Miami University Athletics will have some large shoes to fill as women’s swimming and diving Head Coach Dave Jennings announced that he will be retiring.
Jennings led the RedHawks to 16 Mid-American Conference (MAC) championships in his 31 years of coaching.
“It was a hard decision,” Jennings said. “The main reason was that I am ready to move on and spend time with my family. I feel like I have accomplished a lot of the goals I have set for myself and I’m ready to move on to different things. Coaching, like any other job, takes up lot of your time.”
Jennings will retire as a MAC Champion as he coached the ‘Hawks to first place just under two months ago. He led the RedHawks to first or second place MAC finishes in 25 of his 31 seasons.
“It’s nice to make this decision and go out on my own terms,” Jennings said. “[The MAC Championship] is just icing on the cake.”
Senior Stacie Clagg, who competed in the breaststroke and individual medley, said Jennings did a great job connecting with the athletes.
“[Jennings] wasn’t focused on just swimming, he cared about each athlete as a person,” Clagg said. “By the end of my senior year I had done things I never thought I could do.”
Senior Bekka Westrick, who qualified for the NCAA championships in the 100 freestyle, said Jennings helped her succeed.
“I think [Jennings] helped me build confidence in and out of the pool,” Westrick said. “He just cared about us a lot; he wanted all of us to succeed.”
Miami Athletic Director David Sayler had great praise for Jennings.
“[Jennings] embodies everything we hope this athletic department to be,” Sayler said. “He is an exemplary employee; he has a lot to be proud of.”
Jennings finished his coaching career with a dual meet record of 265-105, a .716 win percentage. The classes of 1986, 1987, 1988, 1999 and 2005 won every MAC Championship they competed in under Jennings. He coached 104 athletes to individual MAC Champion finishes.
Despite being Miami’s winningest single sport coach, Jennings did not say winning was his favorite part of coaching.

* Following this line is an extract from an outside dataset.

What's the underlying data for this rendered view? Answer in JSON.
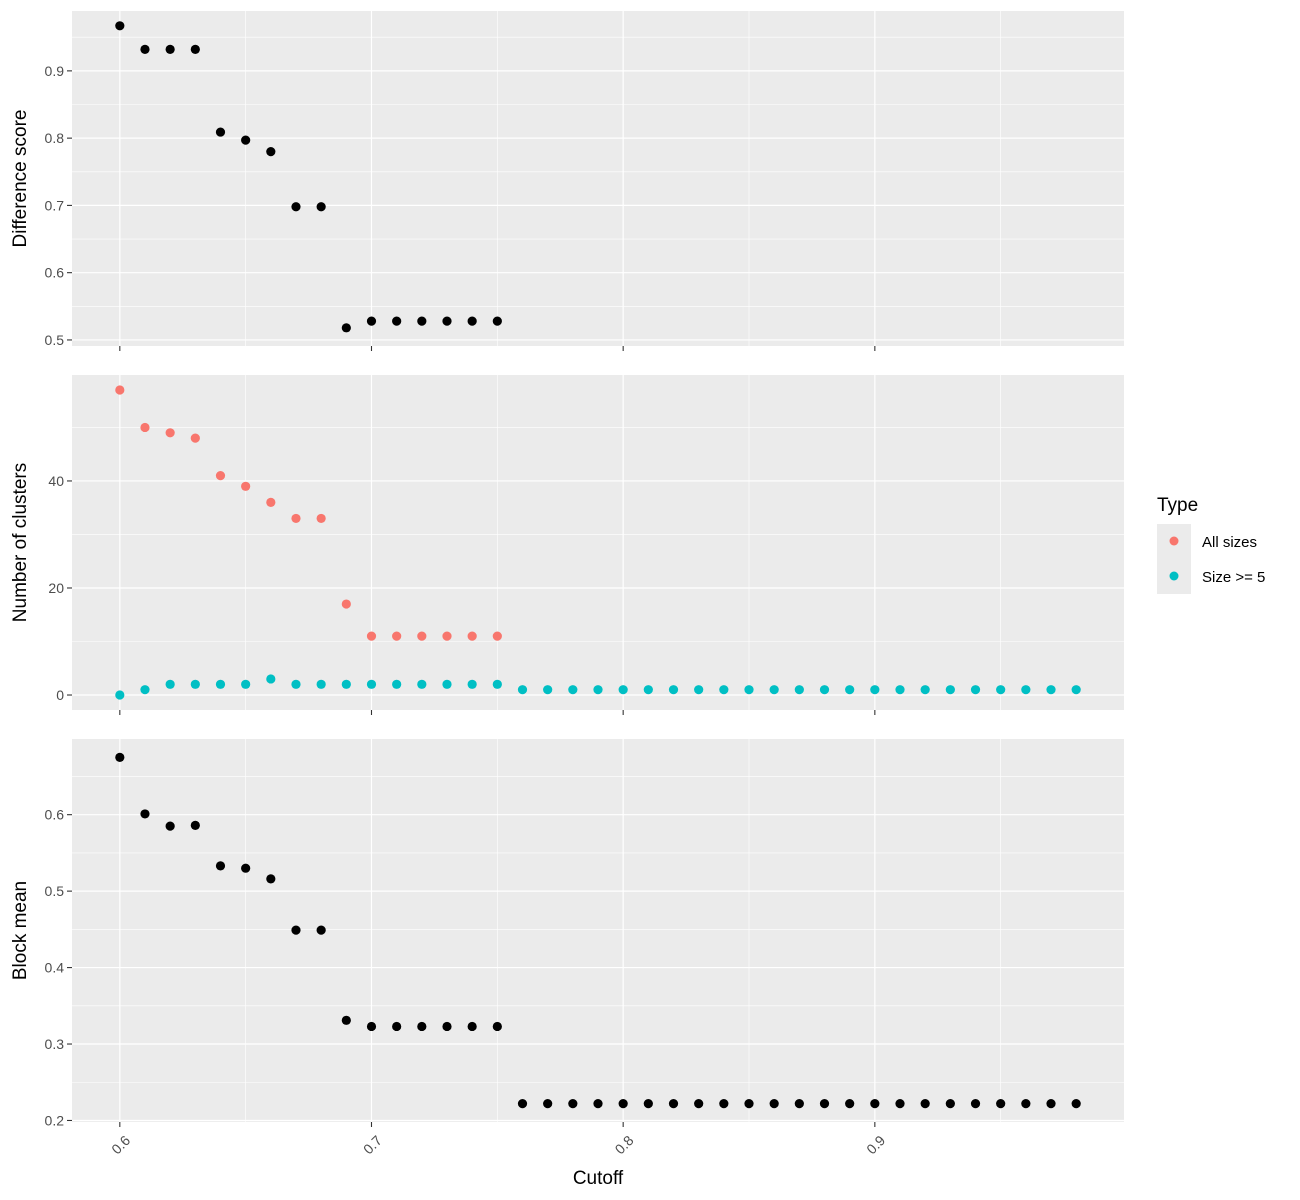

“Favorite part [of coaching], huh? That’s a hard question,” Jennings said. “I would say working day to day with the student athletes and seeing them develop is my favorite part, it’s a lot of fun.”
Sayler said Miami will begin a nationwide search for a replacement in the future.
“We have to post the position and have interviews in the next month or month and a half,” Sayler said. “We would consider the assistant coach a candidate, but we will cast an open net.”
Sayler said the job opening should be an attractive one due to the program’s success.
“[Jennings’] print is all over the program and his presence will be felt, he has left a long lasting legacy,” Sayler said. “We’re going to miss him. He’s a great coach, a great teacher, and more importantly, a great man.”